Pada saat ini Long Guan juga mulai membiasakan dengan ingatan yang ada dalam dirinya. Seperti orang yang terlahir kembali, Long Guan memiliki kehidupan yang rumit, berbeda dengan orang-orang. Memorinya terasa lebih besar dalam menampung ingatan, tidak hanya satu Alam kehidupan tetapi tiga Alam kehidupan semuanya berada dalam diri Long Guan.


Pada akhirnya Long Guan pun menyadari seutuhnya jika ia adalah Dewa Pelindung tiga Alam kehidupan. Kekuatannya yang besar, masih harus ia uji kembali di Alam Surgawi. Masih ada pertarungan besar yang akan menantinya di sana, apalagi di Alam Surgawi kekuatannya masih berada pada tingkatan standar meski ia juga memiliki gelar Dewa Perang di tempat tersebut.


Rencana mengajak Xie Annchi pun ia tunda sejenak, kondisi Alam Surgawi yang belum stabil karena peperangan melawan Klan Iblis dan Klan Siluman membuat Long Guan memperhatikan keselamatan Xie Annchi. Namun jika semuanya sudah bisa ia kendalikan maka ia akan mengajak Xie Annchi untuk bertualang bersama sesuai janjinya.


Xie Annchi juga kini sedang fokus mengurusi anaknya yang bernama Long Tian, dinamakan sama dengan leluhur keluarga Long. Long Tian kini berusia empat tahun, sama dengan Long Yushan anak Long Guan dari Hung Yin.


Di dalam ingatannya, Klan Mo Gui dan Klan Yinzhen menjadi musuh yang selama ini ia perangi. Bahkan ia juga menyadari jika pengkhianatan Wang Long karena mendapatkan dukungan dari dua klan sesat tersebut.


Adapun dengan kemampuannya, Long Guan bisa kapan saja keluar masuk dimensi waktu. Dengan kemampuannya yang istimewa ia bisa memasuki tiga Alam dengan leluasa. Bahkan ia juga bisa menarik waktu mundur di Alam fana, untuk Alam Spiritual dan Alam Surgawi ia masih belum bisa merekayasa waktu.


Long Guan menyadari sepenuhnya jika ia adalah Qiu Long itu sendiri, di kehidupan ini ia juga ingin menjalani hidup dengan nyaman dan membahagiakan orang-orang terdekatnya.


Setelah waktunya siap, Long Guan pun memantapkan dirinya sebagai Qiu Long.
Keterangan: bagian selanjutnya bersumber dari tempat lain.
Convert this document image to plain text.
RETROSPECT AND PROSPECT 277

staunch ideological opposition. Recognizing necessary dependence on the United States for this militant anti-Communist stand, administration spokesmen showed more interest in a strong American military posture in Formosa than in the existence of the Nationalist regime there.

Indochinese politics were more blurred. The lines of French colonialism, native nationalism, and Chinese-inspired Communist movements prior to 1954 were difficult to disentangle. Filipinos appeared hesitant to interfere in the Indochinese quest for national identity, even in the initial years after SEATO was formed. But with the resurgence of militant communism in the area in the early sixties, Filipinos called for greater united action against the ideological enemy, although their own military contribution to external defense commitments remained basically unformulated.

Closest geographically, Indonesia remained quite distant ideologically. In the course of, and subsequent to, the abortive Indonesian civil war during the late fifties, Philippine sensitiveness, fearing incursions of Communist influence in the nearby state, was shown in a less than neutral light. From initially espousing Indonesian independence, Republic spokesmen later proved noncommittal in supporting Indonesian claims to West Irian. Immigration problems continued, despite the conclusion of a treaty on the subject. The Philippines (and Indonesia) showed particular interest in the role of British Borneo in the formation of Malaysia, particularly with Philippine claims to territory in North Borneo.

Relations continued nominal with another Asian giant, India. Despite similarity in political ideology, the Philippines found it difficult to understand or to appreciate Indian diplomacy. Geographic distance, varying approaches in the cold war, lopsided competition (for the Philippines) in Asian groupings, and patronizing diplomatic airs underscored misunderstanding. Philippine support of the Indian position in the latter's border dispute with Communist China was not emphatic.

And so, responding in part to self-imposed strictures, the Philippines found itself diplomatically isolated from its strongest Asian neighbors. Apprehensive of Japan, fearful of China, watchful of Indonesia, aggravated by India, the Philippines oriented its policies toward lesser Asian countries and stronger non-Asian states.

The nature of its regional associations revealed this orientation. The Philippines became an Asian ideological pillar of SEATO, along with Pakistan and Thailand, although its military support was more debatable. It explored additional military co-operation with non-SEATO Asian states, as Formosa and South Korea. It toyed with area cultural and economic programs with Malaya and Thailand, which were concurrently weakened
Dalam waktu dekat ia bersama Fei Long akan menuju Alam Surgawi. Ia juga sudah tidak sabar untuk membalaskan dendam sisi lain dirinya.


Dalam waktu dunia fana, Long Guan sudah menghabiskan waktu lima tahun. Ia merasakan sudah cukup dengan kehidupan bersama keluarganya yang kini sudah berkembang pesat. Namun jika dikonversi dengan Alam Surgawi, waktu yang sudah dihabiskan oleh Long Guan hanya sekejap di Alam Surgawi. Bahkan secara total dari kepergian pertamanya dari Alam Surgawi Long Guan menghabiskan sekitar Lima Tahun perhitungan waktu Alam Surgawi.


Di masa depan Long Guan ingin memperdalam kemampuan hukum ruang dan waktu, agar bisa menstabilkan dan memanipulasi waktu kedatangan dan kepergiannya melintasi Alam Kehidupan.